Fälschungssichere Coupons

Noch am Montagabend hatte der Apothekerverband Westfalen-Lippe darauf hingewiesen, dass die Schutzmasken-Verordnung offiziell erst im Laufe des Dienstags in Kraft trat. Ab Januar sollen Risikopatienten weitere Masken bekommen. Dafür sollen sie zwei fälschungssichere Coupons für jeweils sechs Masken von ihrer Krankenkasse bekommen.

  • In Ahlen standen schon um 7.30 Uhr die ersten Kunden vor der Barbara-Apotheke. In einer Filiale standen sie nach den Worten von Apotheker Matthias Bußmann in Fünferreihen. Entsprechend schnell waren die ersten 5000 Masken vergeben.
  • In Dülmen ärgert sich Apotheker Dr. Wolfgang Graute über einige Kollegen. „Es gibt tatsächlich Apotheken, die heute, am ersten Ausgabetag, keine Masken zur Verfügung stellen können. Dafür habe ich überhaupt kein Verständnis.“ Das Wichtigste sei doch, „dass wir alle gemeinsam diese Pandemie überwinden.“
  • In Greven muss Manfred Albrecht „mehrere Dutzend“ Patienten enttäuschen. „Ich habe 10.000 Stück bestellt. Sie sollen im Laufe der Woche eintreffen.“ Alle Kunden kommen auf eine Liste und werden informiert – und bei Bedarf beliefert –, wenn die Lieferung ankommt. Seine Kollegin Ilse Mentrup bittet die Grevener, nicht von einer zur anderen Apotheke zu wandern, um sich mehrfach einzudecken. „Wir haben überhaupt keine Handhabe, das zu regeln“, bedauert sie. „Wir gehen von der Ehrlichkeit der Patienten aus.“ Und Apotheker Christoph Brautlecht erklärt, dass die Aktion noch zwei Wochen laufe. „Niemand müsse Angst haben, dass er keine Masken abbekommt.“
  • Nach den Worten von Elke Balkau, Apothekerin in Tecklenburg, „stemmen die Apotheken die Maskenausgabe zusätzlich zur täglichen Versorgung der Patienten mit Arzneimitteln.
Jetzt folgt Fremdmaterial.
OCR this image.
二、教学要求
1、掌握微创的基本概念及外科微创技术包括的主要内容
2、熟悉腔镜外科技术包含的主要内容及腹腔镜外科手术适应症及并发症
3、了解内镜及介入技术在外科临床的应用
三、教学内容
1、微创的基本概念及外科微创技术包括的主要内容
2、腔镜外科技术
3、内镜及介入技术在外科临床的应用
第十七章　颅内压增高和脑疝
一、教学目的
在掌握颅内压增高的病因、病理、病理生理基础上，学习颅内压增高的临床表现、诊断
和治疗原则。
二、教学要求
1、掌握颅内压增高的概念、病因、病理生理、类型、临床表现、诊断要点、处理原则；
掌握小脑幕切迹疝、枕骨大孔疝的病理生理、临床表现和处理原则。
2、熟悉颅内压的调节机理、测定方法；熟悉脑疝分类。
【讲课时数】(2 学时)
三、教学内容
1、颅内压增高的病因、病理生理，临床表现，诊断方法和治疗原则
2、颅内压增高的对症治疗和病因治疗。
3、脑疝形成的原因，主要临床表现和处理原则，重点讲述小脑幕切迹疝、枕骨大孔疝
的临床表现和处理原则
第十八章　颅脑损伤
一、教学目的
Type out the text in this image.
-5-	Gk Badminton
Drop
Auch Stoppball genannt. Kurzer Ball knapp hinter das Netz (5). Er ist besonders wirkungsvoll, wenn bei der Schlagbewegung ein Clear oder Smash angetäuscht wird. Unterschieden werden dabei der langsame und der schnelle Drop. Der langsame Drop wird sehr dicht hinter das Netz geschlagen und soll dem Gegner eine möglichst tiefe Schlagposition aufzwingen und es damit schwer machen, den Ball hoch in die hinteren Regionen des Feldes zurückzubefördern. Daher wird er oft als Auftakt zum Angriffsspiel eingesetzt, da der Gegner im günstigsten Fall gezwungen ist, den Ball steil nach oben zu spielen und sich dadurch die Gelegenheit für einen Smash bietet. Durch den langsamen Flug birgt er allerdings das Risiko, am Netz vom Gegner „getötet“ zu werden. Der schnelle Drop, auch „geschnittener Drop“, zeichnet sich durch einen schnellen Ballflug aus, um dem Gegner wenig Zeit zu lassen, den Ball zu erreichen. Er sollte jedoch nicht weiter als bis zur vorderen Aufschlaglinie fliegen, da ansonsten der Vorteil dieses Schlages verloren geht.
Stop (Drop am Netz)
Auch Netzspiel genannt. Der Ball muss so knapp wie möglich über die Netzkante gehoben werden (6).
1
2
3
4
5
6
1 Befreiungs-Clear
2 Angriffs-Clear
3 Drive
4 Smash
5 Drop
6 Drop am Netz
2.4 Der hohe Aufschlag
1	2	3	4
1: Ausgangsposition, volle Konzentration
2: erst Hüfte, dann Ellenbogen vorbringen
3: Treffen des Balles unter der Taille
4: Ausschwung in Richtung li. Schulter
Im Durchschnitt kommen nun 1500 Patienten zusätzlich in eine Apotheke“.
  • Dr. Stephan Barrmeyer, Sprecher der Apotheker im Kreis Coesfeld, kritisiert: „Die Masken-Ausgabe ist absolut chaotisch angelaufen. Wir kommen kaum noch dazu, die Menschen mit Arzneimitteln zu versorgen.“
  • Faridoon Mataei-Vortmeyer in Warendorf ist noch am Montagabend nach Düsseldorf gefahren, um selbst eine Lieferung abzuholen.

Die Apotheken bekommen die Masken nicht vom Staat gestellt, sondern müssen sie selbst organisieren. Abgerechnet wird in diesem Dezember nicht jede einzelne Maske, sondern über eine individuelle Pauschale. Die Apotheken bekommen vom Staat also Geld – unabhängig davon, wie viele Masken sie ausgeben. Wie viel, hängt ab von den rezeptpflichtigen Arzneimitteln, die sie im dritten Quartal dieses Jahres abgegeben haben.